Two steps descended from the entrance in the manger wall to the southern side of the hall. The floor of the southern hall sloped down toward the passage (12) that drained it out into the bell-shaped cistern (B). The floor in the southern hall, near the manger wall, was covered with tamped kirton (max. thickness 0.18 m) that was deposited on bedrock and was probably intended to protect the horses’ hooves.

 

The Bell-Shaped Cistern

(B; diam. c. 5.5 m) was not fully excavated. A staircase (14) leading to the cistern extended along its wall. The top of the staircase was in a passage covered with stone slabs that continued above the manger wall in the stable. The cistern’s original opening is blocked today and therefore, its outline and dimensions are unclear.
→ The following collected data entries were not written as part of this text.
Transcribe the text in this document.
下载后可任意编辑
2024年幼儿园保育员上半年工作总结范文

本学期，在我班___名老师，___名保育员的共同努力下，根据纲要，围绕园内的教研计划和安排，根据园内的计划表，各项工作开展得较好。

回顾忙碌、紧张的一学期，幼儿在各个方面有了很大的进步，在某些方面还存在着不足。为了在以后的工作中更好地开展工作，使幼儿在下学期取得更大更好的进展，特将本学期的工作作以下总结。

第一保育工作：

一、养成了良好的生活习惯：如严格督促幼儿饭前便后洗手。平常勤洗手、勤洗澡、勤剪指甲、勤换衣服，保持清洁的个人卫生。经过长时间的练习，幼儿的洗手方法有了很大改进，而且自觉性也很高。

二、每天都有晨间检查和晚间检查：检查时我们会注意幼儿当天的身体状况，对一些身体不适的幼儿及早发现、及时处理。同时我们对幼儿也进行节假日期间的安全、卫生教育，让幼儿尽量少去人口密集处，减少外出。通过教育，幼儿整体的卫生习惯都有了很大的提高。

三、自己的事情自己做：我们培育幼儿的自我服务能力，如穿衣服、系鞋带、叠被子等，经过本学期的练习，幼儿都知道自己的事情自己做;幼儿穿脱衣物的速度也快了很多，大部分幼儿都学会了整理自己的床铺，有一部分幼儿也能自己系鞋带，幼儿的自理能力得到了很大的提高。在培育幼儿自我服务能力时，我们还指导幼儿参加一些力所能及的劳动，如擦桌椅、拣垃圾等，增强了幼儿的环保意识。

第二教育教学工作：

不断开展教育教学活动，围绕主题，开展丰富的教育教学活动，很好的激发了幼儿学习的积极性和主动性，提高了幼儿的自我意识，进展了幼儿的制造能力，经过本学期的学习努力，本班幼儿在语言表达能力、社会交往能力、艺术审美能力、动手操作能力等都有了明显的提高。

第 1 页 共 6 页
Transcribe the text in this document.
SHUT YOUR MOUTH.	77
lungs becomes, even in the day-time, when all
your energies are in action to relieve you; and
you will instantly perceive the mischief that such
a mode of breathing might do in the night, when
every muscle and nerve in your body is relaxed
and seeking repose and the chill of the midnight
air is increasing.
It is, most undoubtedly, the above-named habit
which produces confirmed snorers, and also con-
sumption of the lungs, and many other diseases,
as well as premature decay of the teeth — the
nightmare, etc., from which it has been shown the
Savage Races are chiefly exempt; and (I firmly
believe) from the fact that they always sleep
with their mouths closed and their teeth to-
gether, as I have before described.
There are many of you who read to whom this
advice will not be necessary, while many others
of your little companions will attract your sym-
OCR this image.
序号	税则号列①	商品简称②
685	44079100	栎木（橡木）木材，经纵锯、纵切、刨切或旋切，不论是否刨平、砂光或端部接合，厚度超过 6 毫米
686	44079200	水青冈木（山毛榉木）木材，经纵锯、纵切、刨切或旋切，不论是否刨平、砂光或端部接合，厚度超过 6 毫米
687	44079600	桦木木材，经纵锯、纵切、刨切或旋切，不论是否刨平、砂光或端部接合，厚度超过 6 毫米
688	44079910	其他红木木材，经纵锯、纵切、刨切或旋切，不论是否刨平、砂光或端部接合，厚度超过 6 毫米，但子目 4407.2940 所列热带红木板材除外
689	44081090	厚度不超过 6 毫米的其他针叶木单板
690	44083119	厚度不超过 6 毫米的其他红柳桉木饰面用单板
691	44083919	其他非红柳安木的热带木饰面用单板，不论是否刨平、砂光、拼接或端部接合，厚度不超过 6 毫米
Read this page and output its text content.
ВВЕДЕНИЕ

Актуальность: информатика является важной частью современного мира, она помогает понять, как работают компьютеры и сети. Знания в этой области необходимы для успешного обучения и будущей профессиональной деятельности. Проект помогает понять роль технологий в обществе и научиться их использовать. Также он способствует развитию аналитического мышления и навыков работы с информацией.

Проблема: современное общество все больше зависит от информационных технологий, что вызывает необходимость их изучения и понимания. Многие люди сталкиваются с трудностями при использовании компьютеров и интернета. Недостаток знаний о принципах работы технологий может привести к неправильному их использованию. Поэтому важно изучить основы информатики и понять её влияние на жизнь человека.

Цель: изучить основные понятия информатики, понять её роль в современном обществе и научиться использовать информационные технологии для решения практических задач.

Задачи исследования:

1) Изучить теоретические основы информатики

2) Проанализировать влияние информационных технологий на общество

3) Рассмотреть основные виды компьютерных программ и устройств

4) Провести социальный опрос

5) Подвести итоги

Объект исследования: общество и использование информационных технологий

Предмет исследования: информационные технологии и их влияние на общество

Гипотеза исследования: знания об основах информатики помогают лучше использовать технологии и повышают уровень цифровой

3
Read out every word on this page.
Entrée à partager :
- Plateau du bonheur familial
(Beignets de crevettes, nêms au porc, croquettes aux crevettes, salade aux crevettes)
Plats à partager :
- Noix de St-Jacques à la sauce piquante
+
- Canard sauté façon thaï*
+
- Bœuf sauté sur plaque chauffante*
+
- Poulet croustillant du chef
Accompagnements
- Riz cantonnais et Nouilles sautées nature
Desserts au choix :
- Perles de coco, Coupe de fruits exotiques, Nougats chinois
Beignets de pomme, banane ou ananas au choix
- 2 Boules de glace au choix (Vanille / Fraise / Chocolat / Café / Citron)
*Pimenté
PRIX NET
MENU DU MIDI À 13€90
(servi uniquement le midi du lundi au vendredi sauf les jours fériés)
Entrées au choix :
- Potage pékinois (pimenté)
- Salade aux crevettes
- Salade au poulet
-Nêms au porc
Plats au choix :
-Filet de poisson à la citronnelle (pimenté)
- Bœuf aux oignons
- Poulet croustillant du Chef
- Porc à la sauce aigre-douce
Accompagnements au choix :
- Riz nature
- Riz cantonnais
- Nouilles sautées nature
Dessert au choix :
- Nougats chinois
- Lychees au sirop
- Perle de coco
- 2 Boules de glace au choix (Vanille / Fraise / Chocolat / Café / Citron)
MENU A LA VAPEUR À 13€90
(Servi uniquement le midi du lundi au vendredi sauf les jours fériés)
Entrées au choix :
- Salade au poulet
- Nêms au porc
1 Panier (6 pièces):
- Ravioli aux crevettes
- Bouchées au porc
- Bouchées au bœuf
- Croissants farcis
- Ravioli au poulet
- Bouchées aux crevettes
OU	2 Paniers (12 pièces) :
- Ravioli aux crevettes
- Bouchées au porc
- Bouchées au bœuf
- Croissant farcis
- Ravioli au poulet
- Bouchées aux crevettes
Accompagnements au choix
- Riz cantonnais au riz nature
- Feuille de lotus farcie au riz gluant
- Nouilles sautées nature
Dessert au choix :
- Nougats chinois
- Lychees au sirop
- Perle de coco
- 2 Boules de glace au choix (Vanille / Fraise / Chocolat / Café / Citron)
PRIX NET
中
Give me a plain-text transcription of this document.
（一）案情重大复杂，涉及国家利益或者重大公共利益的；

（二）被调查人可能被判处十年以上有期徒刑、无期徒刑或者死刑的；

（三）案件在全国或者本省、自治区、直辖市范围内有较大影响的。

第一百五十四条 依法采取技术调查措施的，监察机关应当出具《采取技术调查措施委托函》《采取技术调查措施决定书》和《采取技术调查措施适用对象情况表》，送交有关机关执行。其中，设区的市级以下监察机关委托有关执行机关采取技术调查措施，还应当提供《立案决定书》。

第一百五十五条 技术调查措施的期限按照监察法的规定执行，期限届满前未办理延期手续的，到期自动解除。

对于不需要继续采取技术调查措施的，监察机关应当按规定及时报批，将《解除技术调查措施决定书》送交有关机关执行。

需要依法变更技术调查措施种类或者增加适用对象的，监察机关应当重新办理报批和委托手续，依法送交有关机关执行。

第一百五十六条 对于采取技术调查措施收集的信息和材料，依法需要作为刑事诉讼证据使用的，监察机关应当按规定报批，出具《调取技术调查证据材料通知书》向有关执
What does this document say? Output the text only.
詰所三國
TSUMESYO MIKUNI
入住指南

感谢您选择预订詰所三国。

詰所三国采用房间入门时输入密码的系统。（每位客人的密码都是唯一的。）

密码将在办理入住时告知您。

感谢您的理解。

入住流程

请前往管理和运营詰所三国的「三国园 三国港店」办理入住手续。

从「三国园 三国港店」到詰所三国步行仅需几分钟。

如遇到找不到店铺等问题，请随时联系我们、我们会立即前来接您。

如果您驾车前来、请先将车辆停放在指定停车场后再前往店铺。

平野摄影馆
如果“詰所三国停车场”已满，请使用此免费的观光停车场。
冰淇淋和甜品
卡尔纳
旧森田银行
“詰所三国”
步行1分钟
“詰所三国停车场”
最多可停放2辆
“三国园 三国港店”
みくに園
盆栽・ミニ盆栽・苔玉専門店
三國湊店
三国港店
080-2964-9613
The cistern was probably used for collecting the urine and run-off from the stable that was utilized in processing skins and may even have been employed for fertilizing fields.

 

The last phase of the underground complex’s existence evidenced the entrances to the stable (1), the cistern and the cave with the silos (15) sealed off. Passages were breached between Chambers B, C, D and E and the hiding complex was accessed by way of a vertical shaft (16) at its eastern end that had a narrow tunnel, leading into the cave.

 

An assortment of potsherds from the Hellenistic, Roman and Byzantine periods were found in the underground complex. The finds were insufficient for dating the complex and its different quarrying phases; generally, they reflected the chronological range of its use. Two operating phases were discerned in the complex. The first dated from the 1st century BCE until the middle of the 2nd century CE and the second dated to the Byzantine period.